Exploring institutional dividends
In different historical periods, demographic dividends brought by changes in the population structure and technological benefits from late-mover advantages have contributed greatly to China’s economic growth. For a long time to come, institutional dividends will also play this role.
A series of data sets measuring economic and social institutions show that China’s institutional quality has improved remarkably over the past four decades, but there is still a big gap with some developed countries and East Asian economies that have successfully sidestepped the middle-income trap.
Take the Worldwide Governance Indicators compiled by the World Bank in 2017 as an example. China ranked 100th in overall rating among the 173 economies, roughly at a comparable level to Vietnam in Southeast Asia, Morocco in Africa and the Dominican Republic in Latin America.
In the six dimensions of governance, namely “Voice and Accountability, Political Stability and Absence of Violence, Government Effectiveness, Regulatory Quality, Rule of Law and Control of Corruption,” China obtained high scores in Government Effectiveness and Regulatory Quality, which represent state capacities, but scored low in Rule of Law. Hence enhancing rule of law is significant to improving the overall quality of institutions in China.
Based on the experiences of countries around the world, efforts can be made in the following aspects to improve institutional quality. The first is to foster a universal compliance with the constitution. The constitution is the fundamental institution for regulating a country, setting rules fundamental to the establishment and alteration of other institutions. The respect and compliance of all members of society with the constitution provides a basis for the operation and improvement of institutions, thereby enhancing the adaptive efficiency of institutions.

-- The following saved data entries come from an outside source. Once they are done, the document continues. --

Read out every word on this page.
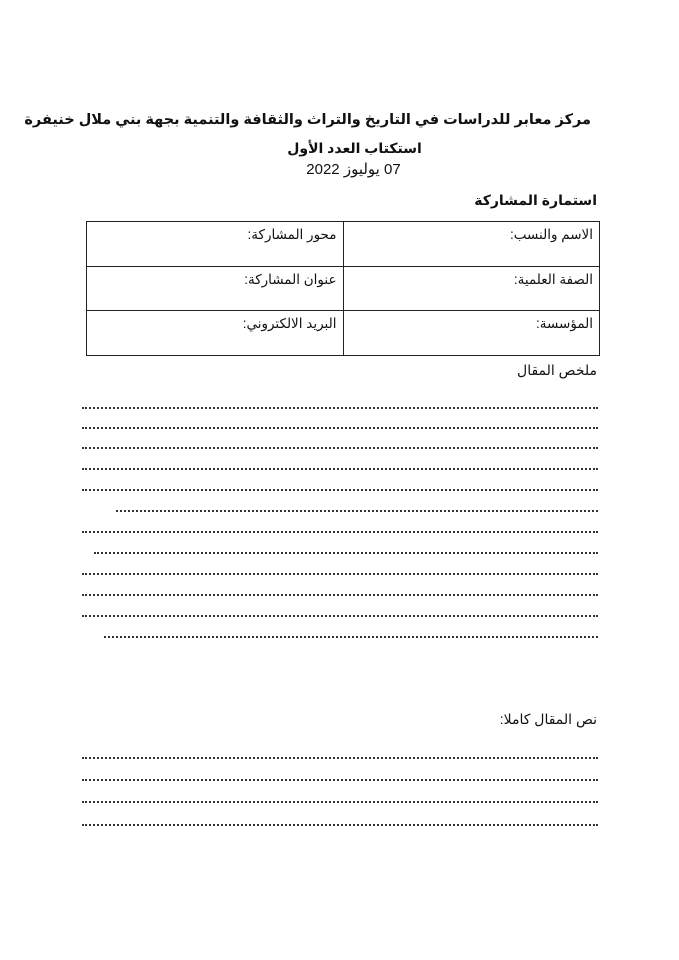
مركز معابر للدراسات في التاريخ والتراث والثقافة والتنمية بجهة بني ملال خنيفرة
استكتاب العدد الأول
07 يوليوز 2022
استمارة المشاركة
الاسم والنسب:	محور المشاركة:
الصفة العلمية:	عنوان المشاركة:
المؤسسة:	البريد الالكتروني:
ملخص المقال
نص المقال كاملا:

Moreover, it is important to effectively integrate top-level design with extensive public participation. Institutions regulate behaviors of all entities and involve their vital interests, so effective institutional changes necessitate not only guidance and promotion by decision-makers, but also the building of effective communication mechanisms to represent public interests and opinion.
In addition, income and wealth should be distributed more fairly to create a social environment that can advance institutional improvement.
Guo Jinxing is an associate professor and deputy director of the Institute of Economics at Nankai University.